Huge responsibility has been imposed on businesses and transporters for generating/updating an e-way bill. Besides, selected transporters are required to tag vehicles with Radio Frequency Identification Devices (RFID) and map them to their e-way bill. The government would set up a facility to generate and cancel e-way bills through SMS. While these are undoubtedly futuristic initiatives to catapult India into an advanced and digital economy, this should be implemented with ease of availability of necessary infrastructure, including internet connectivity at nominal costs and without burdening the GST portal with such additional compliance requirements. The government should take prompt remedial measures to allay any apprehensions over additional compliance on buyers from unregistered supplies and transport operators. For instance, it will be arduous for transport operators to provide vehicle number and driver information while generating an e-waybill in advance, as these are usually decided at the last minute and are heavily dependent on availability. Questions are raised on the need to terminate and generate a new e-way bill in case an order for delivery is cancelled in-transit.

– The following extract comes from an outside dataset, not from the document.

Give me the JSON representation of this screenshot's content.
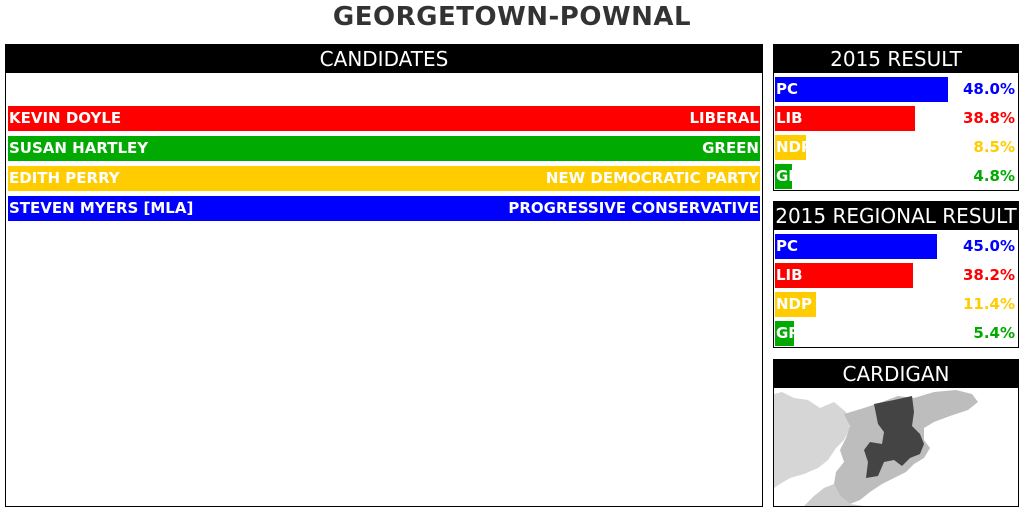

Generation of e-way bills for exempted supplies, non-GST supplies and exports is certainly an additional burden in unwanted situations. While the provisions list items which are excluded from this compliance burden, there should be a clear provision to keep goods such as petroleum products and alcoholic liquor out of the e-way bill compliance till these goods remain outside the ambit of GST. While a plain reading of the provisions suggests that the government has powers to notify e-way bill requirement on movement of goods in relation to a “supply” or “other than supplies”, it would have been prudent to use the term “taxable supplies” instead of keeping the lettering of the provisions open to interpretation.
Besides, brainstorming is required on aspects such as furnishing a plethora of details, the requirements of physical verification of conveyance, of e-way bill for intra-state movements and the setting up of a practical pecuniary threshold for the generation of e-way bills. While the provisions ensure uniformity across India, industry continues to confront implementation issues. Under these circumstances, the decision of the government to defer pan-India implementation till April 2018 and conduct pilot projects in certain states for identifying teething issues comes across as a wise one. A well-assayed strategy, after duly identifying the possible repercussions would moderate the transitional difficulties so that India can safely foray into a newer path and aid the endeavour of the government to foster ease of doing business in India!